“Assalamu’alaikum,” kalimatku kutata rapi, pelan dan mantap di depan pintu
rumahku sendiri.
Aku sengaja melakukan itu karena kulihat ada sedan Honda
Civic berwarna biru terparkir di halaman dan ada 2 pasang sandal asing di depan
pintu. Dugaanku benar, ada 2 orang tamu di rumahku: seorang laki-laki berumur
sekitar 55 tahun dan seorang perempuan berumur sekitar 50 tahun.
Istriku dan para tamu tersebut menjawab serempak “Wa’alaikum salam” dan
segera kusalami para tamu tersebut.
“Baru jalan-jalan ya Pak?” sapa sang tamu laki-laki.
“Ini baru menuruti kemauan anak,” jawabku.
Tanpa basa-basi aku ikut bergabung menemani istriku menemui
tamu tersebut sementara anakku bergegas menenteng 2 bungkus bakso ke
belakang.
“Bapak dinas di SMA 2?” tanya sang tamu perempuan.
“Iya bu,” jawabku
“Bareng De’ Us ya?” sambungnya
Aku berpikir sejenak, siapa yang dimaksud dengan De’ Us .
Untung otakku tak lemot-lemot amat untuk sekedar menghubungkan kata “De’ Us”
dengan daftar nama guru di sekolahku.
“Hm.. iya Bu, bareng Bu Uswatun,kok Ibu kenal?
“Iya, kami bertetangga di perumahan. Saya juga sering ke SMA
2 lho”
Aku tertegun sejenak. Sering ke SMA 2? Aku mencoba
menerka-nerka siapakah orang di hadapanku ini. Kutatap wajahnya sekali lagi. Ku ulang memoriku.
Sama sekali tak berhasil. Aku tak bisa mengingatnya.
“Kalau boleh tahu dalam rangka apa ya bu atau dalam kegiatan
apa?” tanyaku penasaran.
“Evaluasi diri,” jawab beliau mantap.
Masya Alloh. Mendengar kata evaluasi diri, hatiku berdesir.
Psikisku tiba-tiba drop. Aku teringat evaluasi diri semester kemarin. Tapi aku
berusaha mengendalikan diri. Olah data di otakku berusaha keras untuk
menghubung-hubungan: Bu Uswatun, tetangga, evaluasi diri, pengawas. Ketemu.
“Jadi, di hadapan saya ini Bu Tri?” tanyaku. Aku teringat
cerita Bu Uswatun bahwa salah satu pengawas yang menilai evauasi diri adalah Bu
Tri, tetangganya.
“Iya benar. Pangling ya Pak?” kata beliau
Sesaat jantungku berdegup kencang. Ternyata dunia terlalu sempit.
Tanpa diduga, setelah sekian lama dunia tenang, dunia kembali terasa berguncang.
Aku bahkan telah tenteram dengan kehidupanku setelah berhasil melarikan diri dari
kegiatan evaluasi diri. Aku menyangka para pemburuku telah melupakan buruannya.

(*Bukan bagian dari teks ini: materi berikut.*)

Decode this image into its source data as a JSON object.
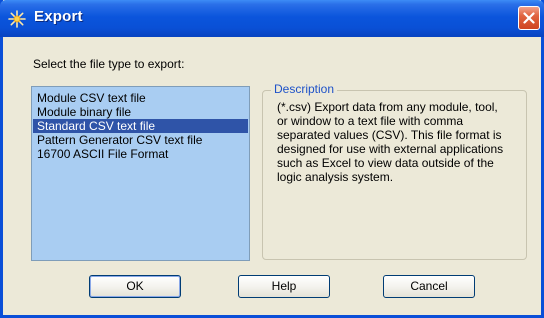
{
  "window": {
    "title": "Export"
  },
  "prompt": "Select the file type to export:",
  "file_types": [
    {
      "label": "Module CSV text file",
      "selected": false
    },
    {
      "label": "Module binary file",
      "selected": false
    },
    {
      "label": "Standard CSV text file",
      "selected": true
    },
    {
      "label": "Pattern Generator CSV text file",
      "selected": false
    },
    {
      "label": "16700 ASCII File Format",
      "selected": false
    }
  ],
  "description": {
    "label": "Description",
    "text": " (*.csv) Export data from any module, tool,\nor window to a text file with comma\nseparated values (CSV).  This file format is\ndesigned for use with external applications\nsuch as Excel to view data outside of the\nlogic analysis system."
  },
  "buttons": {
    "ok": "OK",
    "help": "Help",
    "cancel": "Cancel"
  },
  "colors": {
    "titlebar": "#0a50d6",
    "dialog_bg": "#ece9d8",
    "list_bg": "#a9cdf2",
    "selection": "#2f54a8",
    "close_button": "#e0633f"
  }
}
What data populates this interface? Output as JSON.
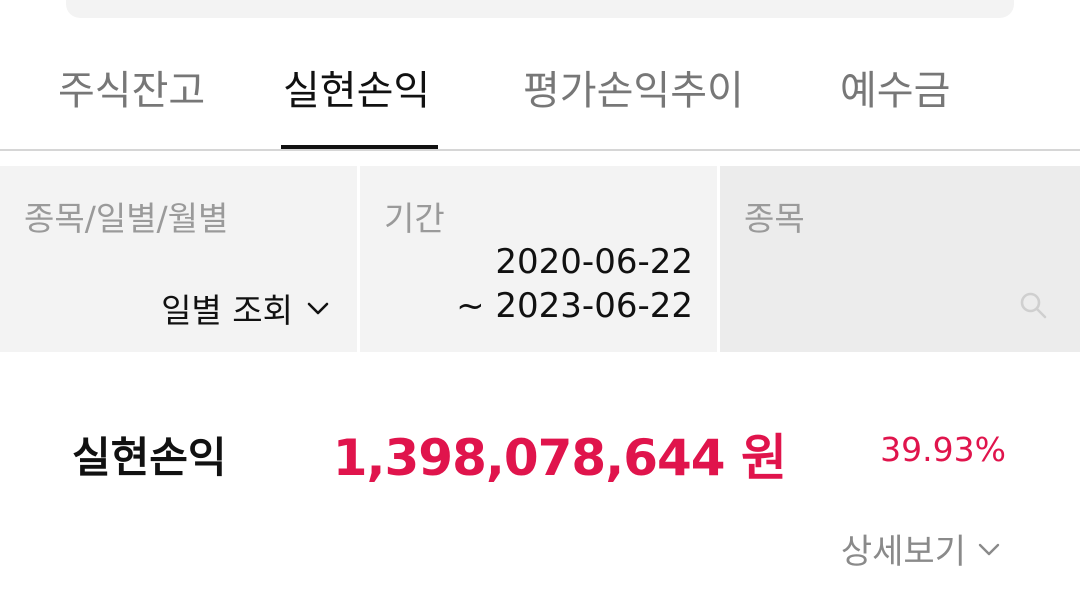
{
  "tabs": [
    {
      "label": "주식잔고",
      "active": false
    },
    {
      "label": "실현손익",
      "active": true
    },
    {
      "label": "평가손익추이",
      "active": false
    },
    {
      "label": "예수금",
      "active": false
    }
  ],
  "filters": {
    "view_type": {
      "label": "종목/일별/월별",
      "value": "일별 조회",
      "icon": "chevron-down-icon"
    },
    "period": {
      "label": "기간",
      "start": "2020-06-22",
      "end": "~ 2023-06-22"
    },
    "stock": {
      "label": "종목",
      "icon": "search-icon"
    }
  },
  "summary": {
    "label": "실현손익",
    "amount": "1,398,078,644 원",
    "rate": "39.93%",
    "detail_label": "상세보기",
    "detail_icon": "chevron-down-icon"
  },
  "colors": {
    "accent_red": "#e0144c",
    "active_text": "#111111",
    "inactive_text": "#777777",
    "filter_bg": "#f3f3f3"
  }
}
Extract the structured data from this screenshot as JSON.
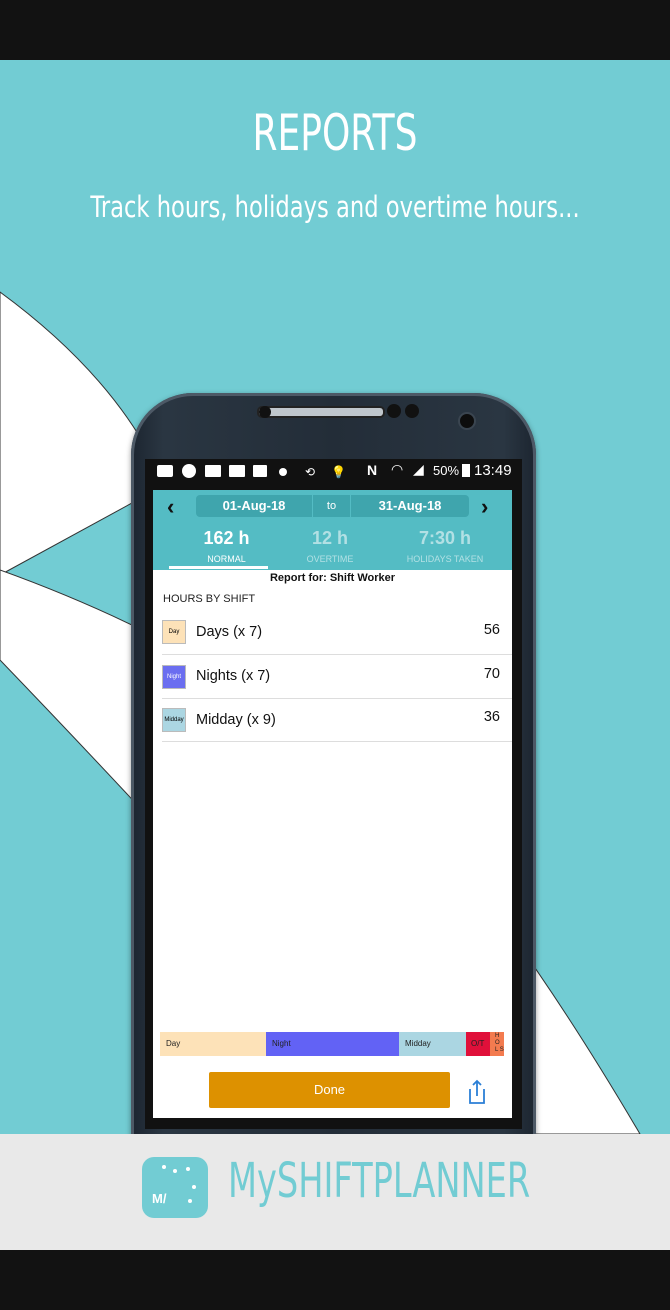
{
  "marketing": {
    "headline": "REPORTS",
    "subline": "Track hours, holidays and overtime hours..."
  },
  "status_bar": {
    "battery": "50%",
    "time": "13:49"
  },
  "app": {
    "range": {
      "start": "01-Aug-18",
      "separator": "to",
      "end": "31-Aug-18"
    },
    "stats": [
      {
        "value": "162 h",
        "label": "NORMAL"
      },
      {
        "value": "12 h",
        "label": "OVERTIME"
      },
      {
        "value": "7:30 h",
        "label": "HOLIDAYS TAKEN"
      }
    ],
    "report_for": "Report for: Shift Worker",
    "section_title": "HOURS BY SHIFT",
    "shifts": [
      {
        "swatch": "Day",
        "label": "Days (x 7)",
        "hours": "56",
        "color": "#fde2b8"
      },
      {
        "swatch": "Night",
        "label": "Nights (x 7)",
        "hours": "70",
        "color": "#6b6ef0"
      },
      {
        "swatch": "Midday",
        "label": "Midday (x 9)",
        "hours": "36",
        "color": "#abd6e2"
      }
    ],
    "breakdown_bar": {
      "labels": {
        "day": "Day",
        "night": "Night",
        "midday": "Midday",
        "ot": "O/T",
        "hol": "H O L S"
      },
      "colors": {
        "day": "#fde2b8",
        "night": "#6262f5",
        "midday": "#abd6e2",
        "ot": "#e0103a",
        "hol": "#f37b4f"
      }
    },
    "done_label": "Done"
  },
  "brand": {
    "name": "MySHIFTPLANNER",
    "logo_mark": "M/"
  }
}
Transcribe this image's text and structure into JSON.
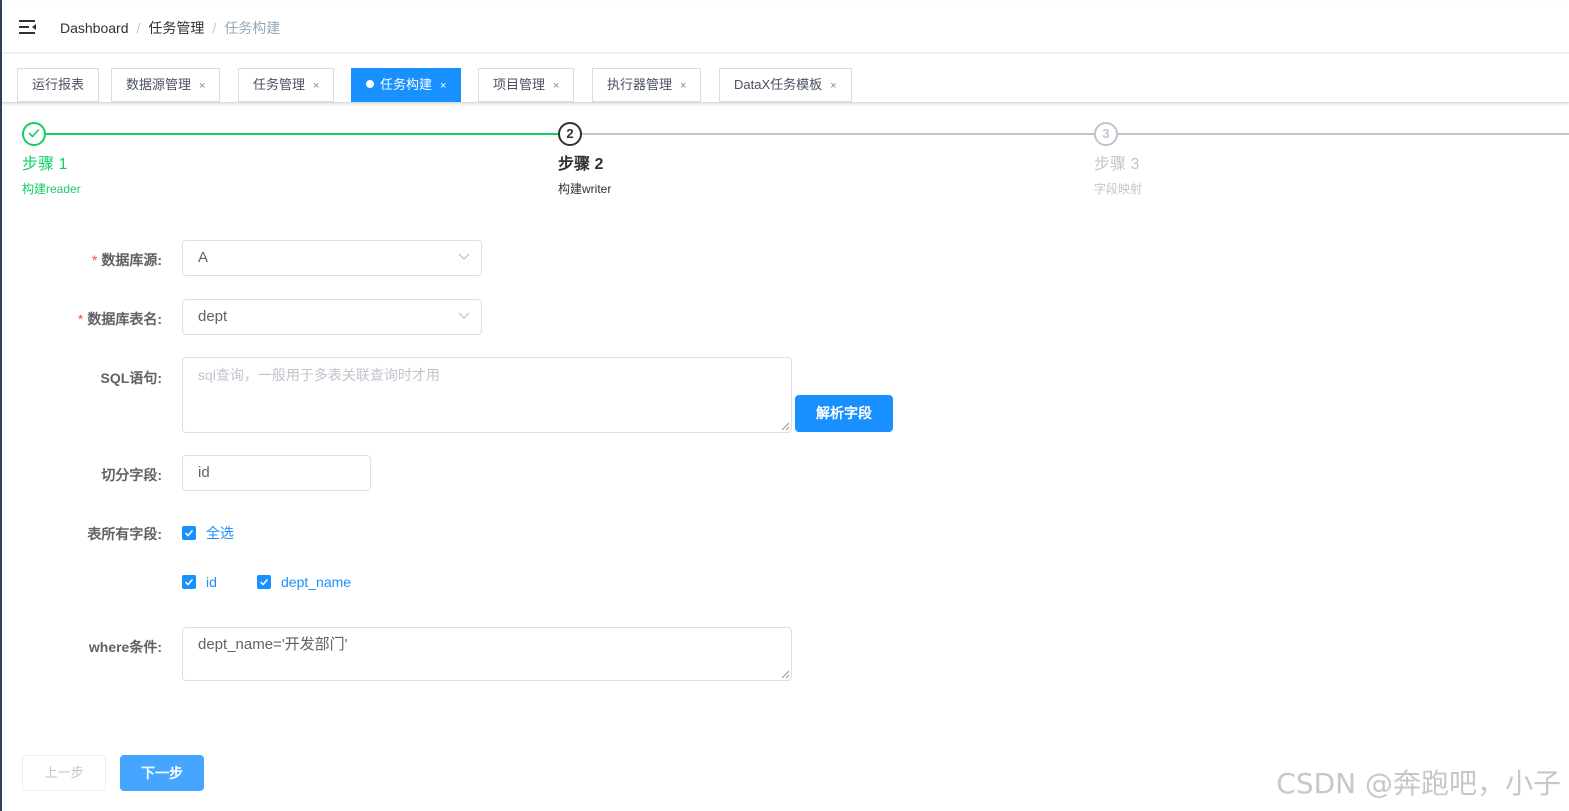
{
  "breadcrumb": [
    "Dashboard",
    "任务管理",
    "任务构建"
  ],
  "tabs": [
    {
      "label": "运行报表",
      "closable": false,
      "active": false
    },
    {
      "label": "数据源管理",
      "closable": true,
      "active": false
    },
    {
      "label": "任务管理",
      "closable": true,
      "active": false
    },
    {
      "label": "任务构建",
      "closable": true,
      "active": true
    },
    {
      "label": "项目管理",
      "closable": true,
      "active": false
    },
    {
      "label": "执行器管理",
      "closable": true,
      "active": false
    },
    {
      "label": "DataX任务模板",
      "closable": true,
      "active": false
    }
  ],
  "tab_close_glyph": "×",
  "steps": [
    {
      "number": "1",
      "title": "步骤 1",
      "desc": "构建reader",
      "status": "success"
    },
    {
      "number": "2",
      "title": "步骤 2",
      "desc": "构建writer",
      "status": "process"
    },
    {
      "number": "3",
      "title": "步骤 3",
      "desc": "字段映射",
      "status": "wait"
    }
  ],
  "form": {
    "datasource_label": "数据库源:",
    "datasource_value": "A",
    "table_label": "数据库表名:",
    "table_value": "dept",
    "sql_label": "SQL语句:",
    "sql_placeholder": "sql查询，一般用于多表关联查询时才用",
    "parse_button": "解析字段",
    "split_label": "切分字段:",
    "split_value": "id",
    "fields_label": "表所有字段:",
    "select_all": "全选",
    "fields": [
      "id",
      "dept_name"
    ],
    "where_label": "where条件:",
    "where_value": "dept_name='开发部门'"
  },
  "footer": {
    "prev": "上一步",
    "next": "下一步"
  },
  "watermark": "CSDN @奔跑吧，小子",
  "colors": {
    "primary": "#1890ff",
    "success": "#13ce66",
    "required": "#ff4949"
  }
}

Ternyata mereka masih berkeliaran. Dan malam ini, mereka berhasil menemukan
buruannya. Sang kucing telah menemukan si tikus. Aku bertekuk lutut. Tak ada
kata-kata lagi yang bisa keluar dari mulutku. Istriku yang tahu kondisiku hanya
senyam-senyum. Aku tak paham makna senyumannya. Senyum bahagiakah melihat
suaminya sedang tersudut dan ketakutan?
Walau bagaimanapun, aku tetap berusaha menjawab pertanyaan
Bu Tri.
“Iya Bu, pangling dan tak menyangka Ibu rawuh ke
rumah saya,” jawabku agak tergagap.
“Maaf ini Pak, malam-malam mengganggu. Saya sama suami ke
sini ingin bertemu ibu, mau menanyakan kondisi cucu kami di sekolah. Tadi ibu
sudah cerita banyak. Mudah-mudahan cucu saya bisa lebih baik di sekolah. Minta
bimbingannya ya Bu,” kata Bu Tri sambil menepuk-nepuk pundak istriku.
Plong. Otakku kembali normal. Pelan-pelan, detak jantungku
kembali teratur. Ternyata Bu Tri bersama suaminya hanya berkepentingan dengan
istriku, ingin menanyakan kondisi cucunya yang kebetulan menjadi murid istriku
di TK.
Bukan untuk memburu buruannya yang kabur.